En quatrième lieu, il ressort des pièces du dossier que M. A… n’est présent en France que depuis cinq ans à la date de la décision attaquée et qu’il y est célibataire et sans charge de famille. S’il se prévaut de la présence de son père sur le territoire français, il ressort toutefois des pièces du dossier que ce dernier a reconnu l’intéressé alors que celui-ci était déjà âgé de dix-sept ans. En outre, quand bien même M. A… fait état d’un baccalauréat professionnel dans la spécialité maintenance des véhicules, obtenu en 2021, il ressort des pièces du dossier qu’il n’exerçait à la date de l’arrêté attaqué aucune activité professionnelle ni ne suivait une formation. Il ne ressort pas non plus des pièces du dossier qu’il ne pourrait pas se réinsérer professionnellement dans son pays d’origine, où il n’est pas dépourvu de tout lien, y ayant vécu jusqu’à l’âge de dix-neuf ans et où réside notamment sa mère. Dès lors et même si l’intéressé vit en France avec son père et certains de ses demi-frères et demi-sœurs, le préfet, en édictant le refus de séjour contesté, n’a pas méconnu les dispositions de l’article L. 423-23 du code de l’entrée et du séjour des étrangers et du droit d’asile ni les stipulations de l’article 8 de la convention européenne de sauvegarde des droits de l’homme et des libertés fondamentales. Pour les mêmes motifs, il ne l’a pas entaché d’une erreur manifeste d’appréciation quant à ses conséquences sur la situation personnelle de l’intéressé.
En cinquième lieu, la décision refusant un titre de séjour à M. A… n’étant pas entachée d’illégalité et par suite annulée, le requérant n’est pas fondé à demander l’annulation par voie de conséquence de celle l’obligeant à quitter le territoire français.
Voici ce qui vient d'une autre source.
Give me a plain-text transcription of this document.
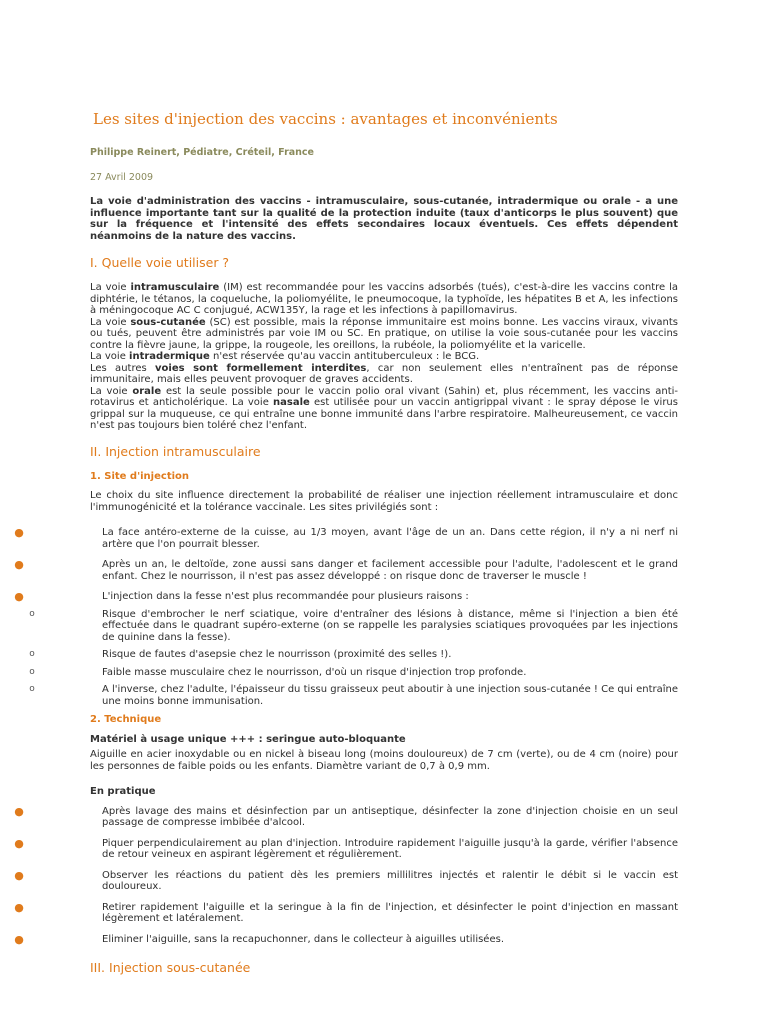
Les sites d'injection des vaccins : avantages et inconvénients
Philippe Reinert, Pédiatre, Créteil, France
27 Avril 2009

La voie d'administration des vaccins - intramusculaire, sous-cutanée, intradermique ou orale - a une influence importante tant sur la qualité de la protection induite (taux d'anticorps le plus souvent) que sur la fréquence et l'intensité des effets secondaires locaux éventuels. Ces effets dépendent néanmoins de la nature des vaccins.

I. Quelle voie utiliser ?

La voie intramusculaire (IM) est recommandée pour les vaccins adsorbés (tués), c'est-à-dire les vaccins contre la diphtérie, le tétanos, la coqueluche, la poliomyélite, le pneumocoque, la typhoïde, les hépatites B et A, les infections à méningocoque AC C conjugué, ACW135Y, la rage et les infections à papillomavirus.

La voie sous-cutanée (SC) est possible, mais la réponse immunitaire est moins bonne. Les vaccins viraux, vivants ou tués, peuvent être administrés par voie IM ou SC. En pratique, on utilise la voie sous-cutanée pour les vaccins contre la fièvre jaune, la grippe, la rougeole, les oreillons, la rubéole, la poliomyélite et la varicelle.

La voie intradermique n'est réservée qu'au vaccin antituberculeux : le BCG.

Les autres voies sont formellement interdites, car non seulement elles n'entraînent pas de réponse immunitaire, mais elles peuvent provoquer de graves accidents.

La voie orale est la seule possible pour le vaccin polio oral vivant (Sahin) et, plus récemment, les vaccins anti-rotavirus et anticholérique. La voie nasale est utilisée pour un vaccin antigrippal vivant : le spray dépose le virus grippal sur la muqueuse, ce qui entraîne une bonne immunité dans l'arbre respiratoire. Malheureusement, ce vaccin n'est pas toujours bien toléré chez l'enfant.

II. Injection intramusculaire
1. Site d'injection

Le choix du site influence directement la probabilité de réaliser une injection réellement intramusculaire et donc l'immunogénicité et la tolérance vaccinale. Les sites privilégiés sont :

●	La face antéro-externe de la cuisse, au 1/3 moyen, avant l'âge de un an. Dans cette région, il n'y a ni nerf ni artère que l'on pourrait blesser.
●	Après un an, le deltoïde, zone aussi sans danger et facilement accessible pour l'adulte, l'adolescent et le grand enfant. Chez le nourrisson, il n'est pas assez développé : on risque donc de traverser le muscle !
●	L'injection dans la fesse n'est plus recommandée pour plusieurs raisons :
o	Risque d'embrocher le nerf sciatique, voire d'entraîner des lésions à distance, même si l'injection a bien été effectuée dans le quadrant supéro-externe (on se rappelle les paralysies sciatiques provoquées par les injections de quinine dans la fesse).
o	Risque de fautes d'asepsie chez le nourrisson (proximité des selles !).
o	Faible masse musculaire chez le nourrisson, d'où un risque d'injection trop profonde.
o	A l'inverse, chez l'adulte, l'épaisseur du tissu graisseux peut aboutir à une injection sous-cutanée ! Ce qui entraîne une moins bonne immunisation.
2. Technique
Matériel à usage unique +++ : seringue auto-bloquante

Aiguille en acier inoxydable ou en nickel à biseau long (moins douloureux) de 7 cm (verte), ou de 4 cm (noire) pour les personnes de faible poids ou les enfants. Diamètre variant de 0,7 à 0,9 mm.

En pratique
●	Après lavage des mains et désinfection par un antiseptique, désinfecter la zone d'injection choisie en un seul passage de compresse imbibée d'alcool.
●	Piquer perpendiculairement au plan d'injection. Introduire rapidement l'aiguille jusqu'à la garde, vérifier l'absence de retour veineux en aspirant légèrement et régulièrement.
●	Observer les réactions du patient dès les premiers millilitres injectés et ralentir le débit si le vaccin est douloureux.
●	Retirer rapidement l'aiguille et la seringue à la fin de l'injection, et désinfecter le point d'injection en massant légèrement et latéralement.
●	Eliminer l'aiguille, sans la recapuchonner, dans le collecteur à aiguilles utilisées.
III. Injection sous-cutanée
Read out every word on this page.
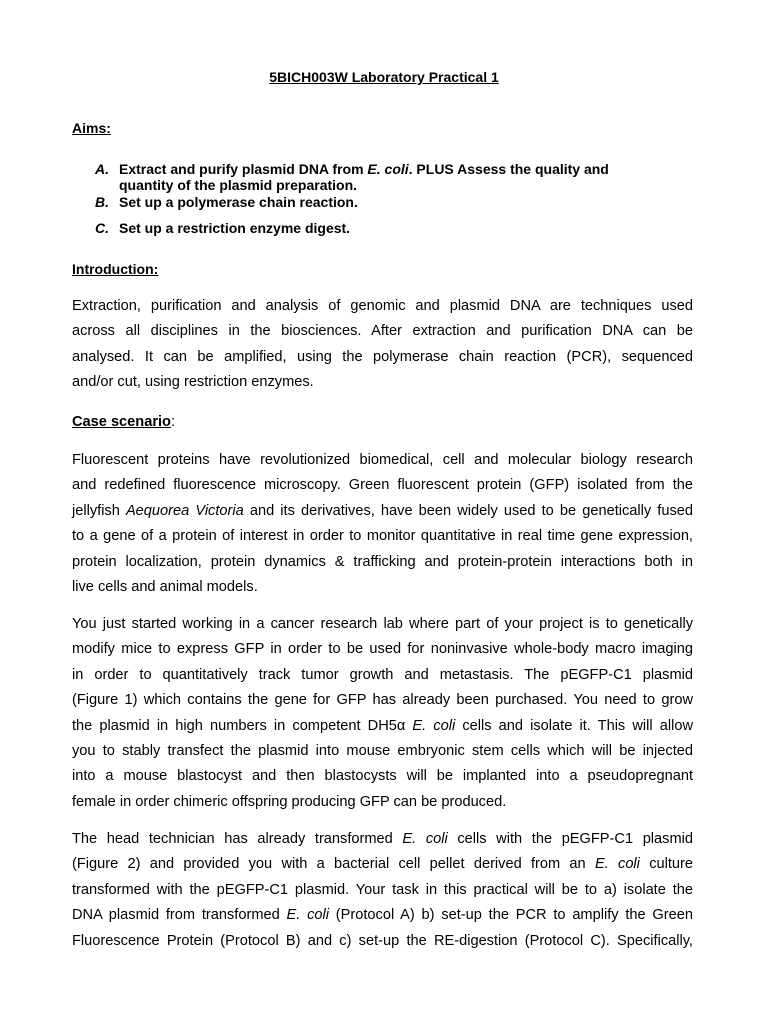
5BICH003W Laboratory Practical 1
Aims:
A. Extract and purify plasmid DNA from E. coli. PLUS Assess the quality and
quantity of the plasmid preparation.
B. Set up a polymerase chain reaction.
C. Set up a restriction enzyme digest.
Introduction:
Extraction, purification and analysis of genomic and plasmid DNA are techniques used
across all disciplines in the biosciences. After extraction and purification DNA can be
analysed. It can be amplified, using the polymerase chain reaction (PCR), sequenced
and/or cut, using restriction enzymes.
Case scenario:
Fluorescent proteins have revolutionized biomedical, cell and molecular biology research
and redefined fluorescence microscopy. Green fluorescent protein (GFP) isolated from the
jellyfish Aequorea Victoria and its derivatives, have been widely used to be genetically fused
to a gene of a protein of interest in order to monitor quantitative in real time gene expression,
protein localization, protein dynamics & trafficking and protein-protein interactions both in
live cells and animal models.
You just started working in a cancer research lab where part of your project is to genetically
modify mice to express GFP in order to be used for noninvasive whole-body macro imaging
in order to quantitatively track tumor growth and metastasis. The pEGFP-C1 plasmid
(Figure 1) which contains the gene for GFP has already been purchased. You need to grow
the plasmid in high numbers in competent DH5α E. coli cells and isolate it. This will allow
you to stably transfect the plasmid into mouse embryonic stem cells which will be injected
into a mouse blastocyst and then blastocysts will be implanted into a pseudopregnant
female in order chimeric offspring producing GFP can be produced.
The head technician has already transformed E. coli cells with the pEGFP-C1 plasmid
(Figure 2) and provided you with a bacterial cell pellet derived from an E. coli culture
transformed with the pEGFP-C1 plasmid. Your task in this practical will be to a) isolate the
DNA plasmid from transformed E. coli (Protocol A) b) set-up the PCR to amplify the Green
Fluorescence Protein (Protocol B) and c) set-up the RE-digestion (Protocol C). Specifically,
En sixième lieu, compte tenu de la situation privée et familiale du requérant telle que décrite au point 6 et en l’absence de tout autre élément, le préfet n’a pas porté atteinte au respect de la vie privée et familiale de M. A… en l’obligeant à quitter le territoire français.
En septième lieu, la décision obligeant M. A… à quitter le territoire français n’étant pas entachée d’illégalité et par suite annulée, le requérant n’est pas fondé à demander l’annulation par voie de conséquence de celles fixant un délai de départ volontaire ainsi que le pays de destination.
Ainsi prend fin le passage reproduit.